Convinced completely now that she’d never even awakened this morning, that she was still deep within a dream brought on by the weather or an impending virus of some sort, she decided she’d just go ahead and try the dress on. Pulling off her red gloves, unbuttoning her hooded coat, she giggled to herself at the silliness of it all. The emerald feathers tickled her neck as she slipped the exquisite frock over her head. The dress fit like a dream, which of course, Margaret thought, it would, considering it was one.
Turning around to look for a mirror, she noticed there was no one to be seen. She moved to the trio of shining windows at the back of the room but her reflection was invisible in the glowing light streaming in from the garden. Margaret gazed down upon a wondrous scene. A Halloween party, it had to be. Fat orange Chinese lanterns hung in a forest of scarlet-leafed trees. A tuxedoed orchestra was taking its seat on a stage draped in fairy lights and flowers. There were tables bedecked with tapestry cloths and white pumpkins, towering cakes with snowy icing and crystal glass bowls of pink wine. She could see bannered boats on Grove Lake, drifting lazily along as the laughter of their sailors floated in towards her ear.
Margaret’s hands held folds of her aubergine velvet gown. She couldn’t even begin to think clearly. At the very same moment she noticed, over in the corner, a familiar red tartan bed, she heard a faint scratching at the door of the room. She crossed quickly to the door and threw it open. In trotted Emmett, heading for the dog bed where he plopped down with a contented sigh. Margaret stood still, her mouth agape.

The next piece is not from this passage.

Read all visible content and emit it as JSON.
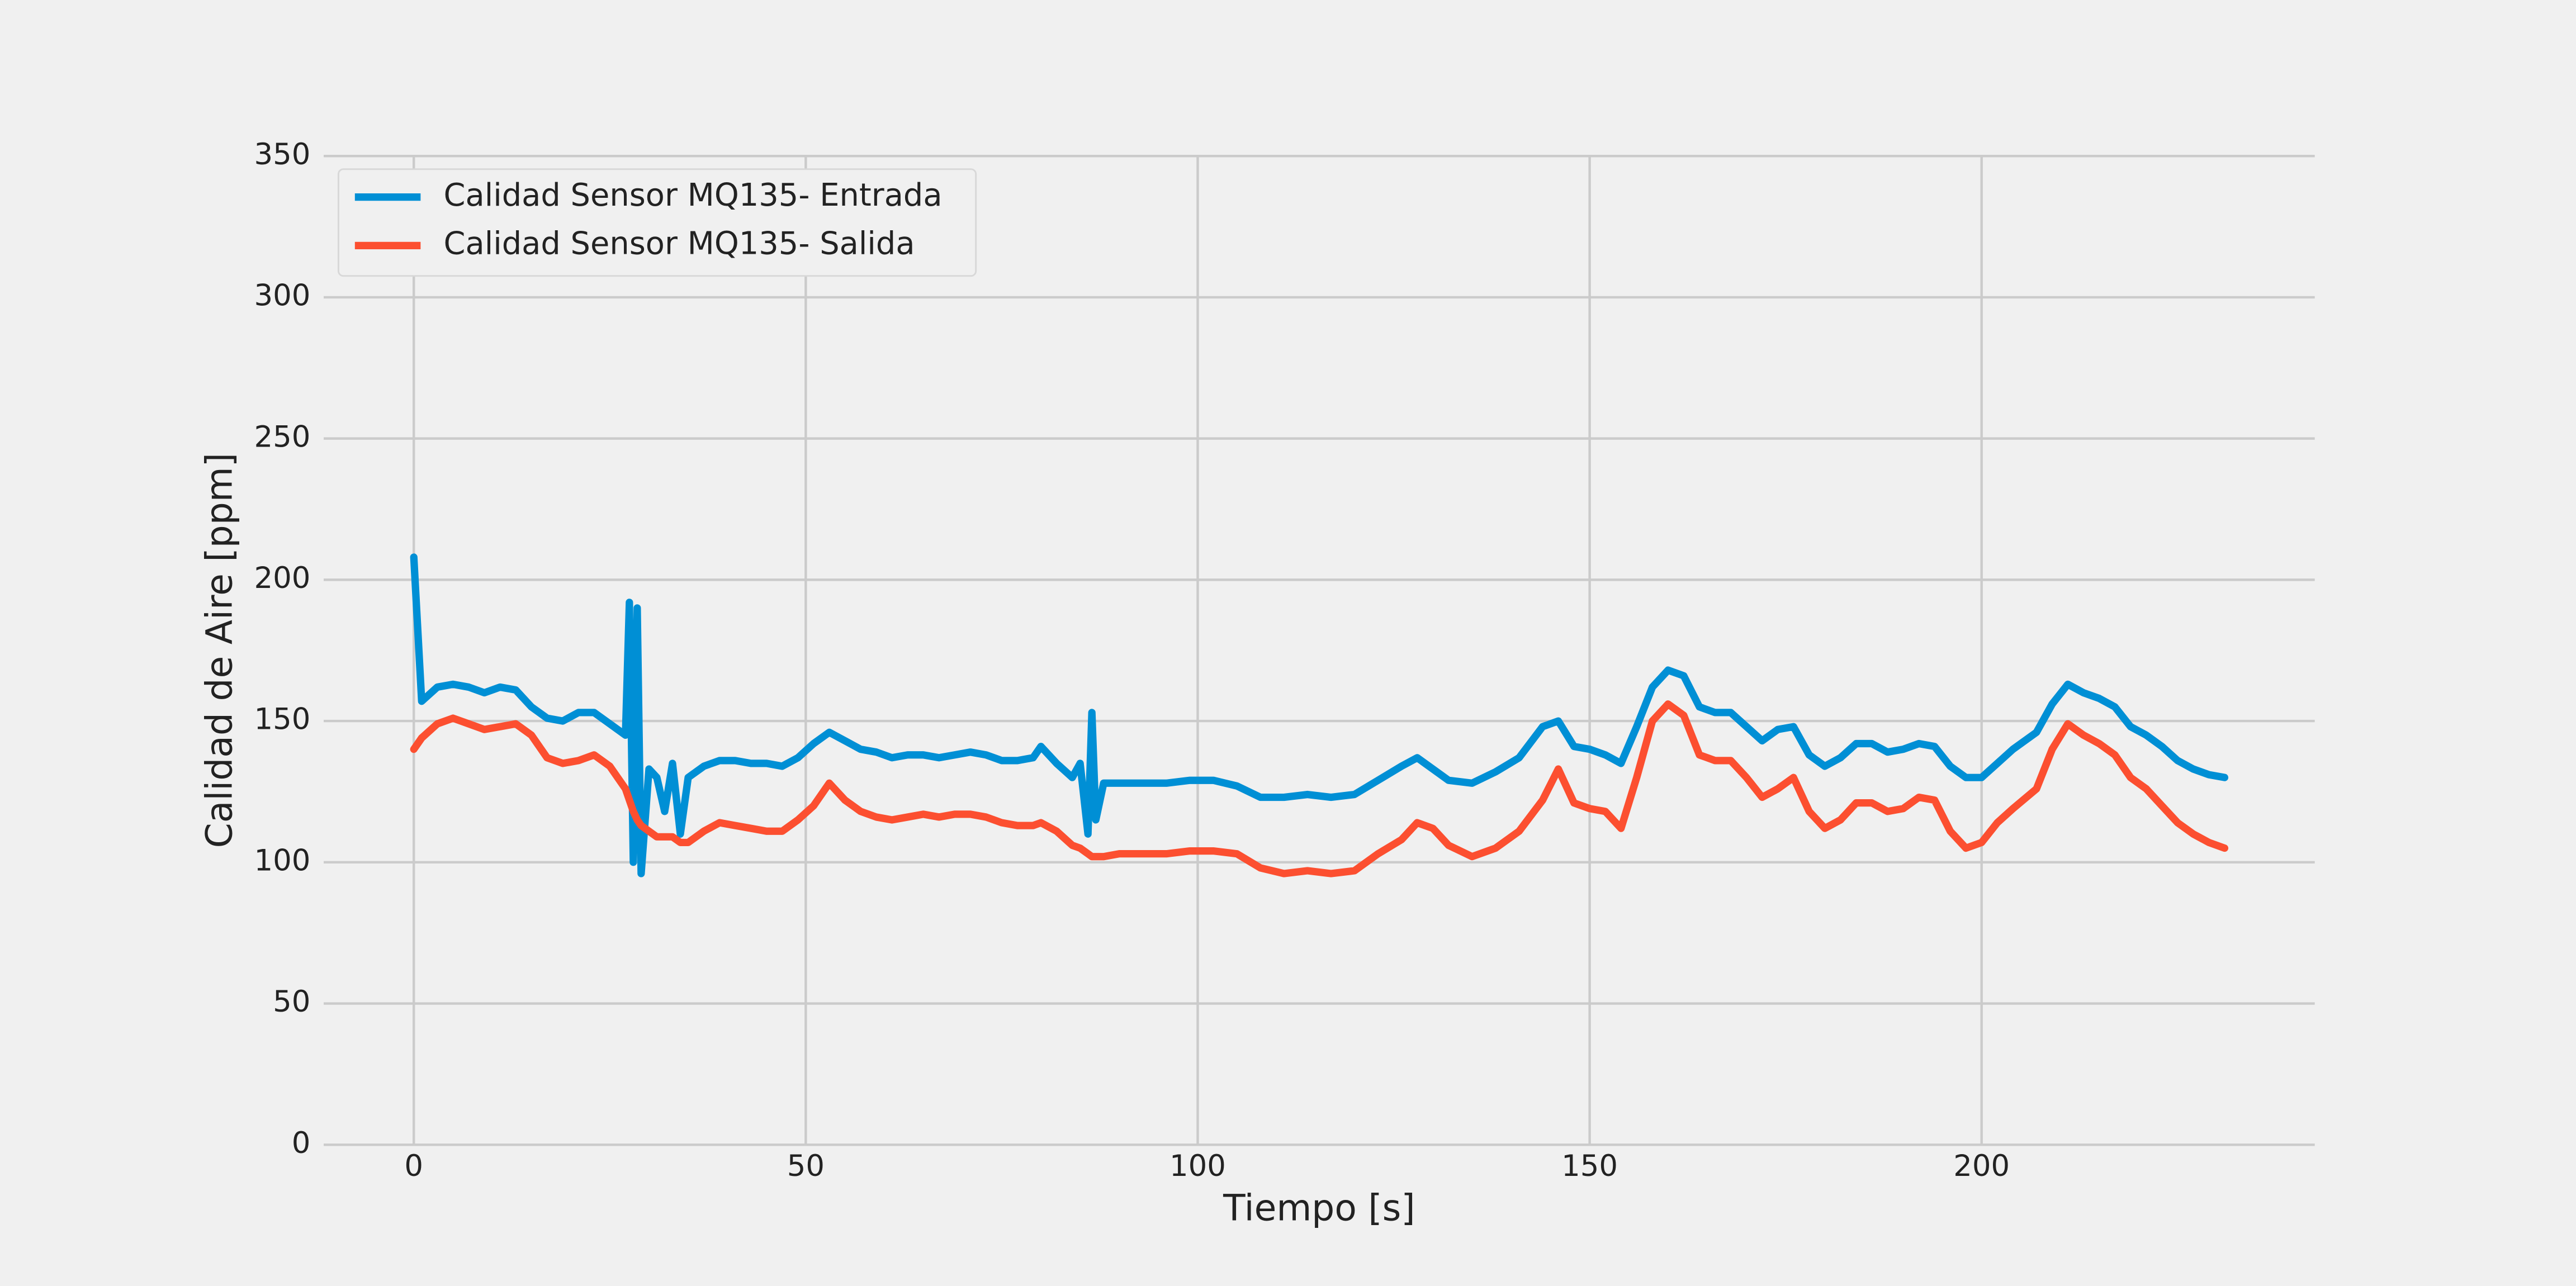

She began to hear, faintly at first, then clearer and clearer, a chorus of voices calling her name and so went back to the window and peered out to the garden. There, such an array of unusual faces looked up her way, glasses raised, smiling and laughing. People of every colour, every age, all in exotic finery much like her own. All were smiling up at her window.
“Come out Margaret! It’s time!” A chorus of voices traveled up from the garden.
Margaret patted Emmett on his little brown head and turned at once for the door, her skirts floating over the floor like a soft wind off the lake.
In the late afternoon of December 12th, Graham Stonefield and his little brother, Michael, were delivering Christmas wreaths to the houses of Simpson Street, a task they enjoyed each year. People always loved to see the brothers during the holiday season. The lavish handmade wreaths from the Stonefield Farm were a treat unique to Grove Hill and a tradition much prized by the neighbours on Simpson Street. The boys earned enough money in one week to keep them in comic books and DVD’s for the rest of the year. The temperature was dropping now, and Graham had just decided to wait till the hopefully warmer next morning to complete their deliveries, when he noticed Michael standing at the gates of old Buckden House.
“Shame about that place. Someone should fix it up. It’s just falling in”, said Graham.
“Yeah”, Michael replied. He so longed to see inside. He always had.
“Come on,” yelled Graham, his voice muffled in the icy wind.
Reluctantly, Michael Stonefield turned to leave the gates of Buckden House, his booted foot trodding on one unnoticed red fair isle glove as he ran.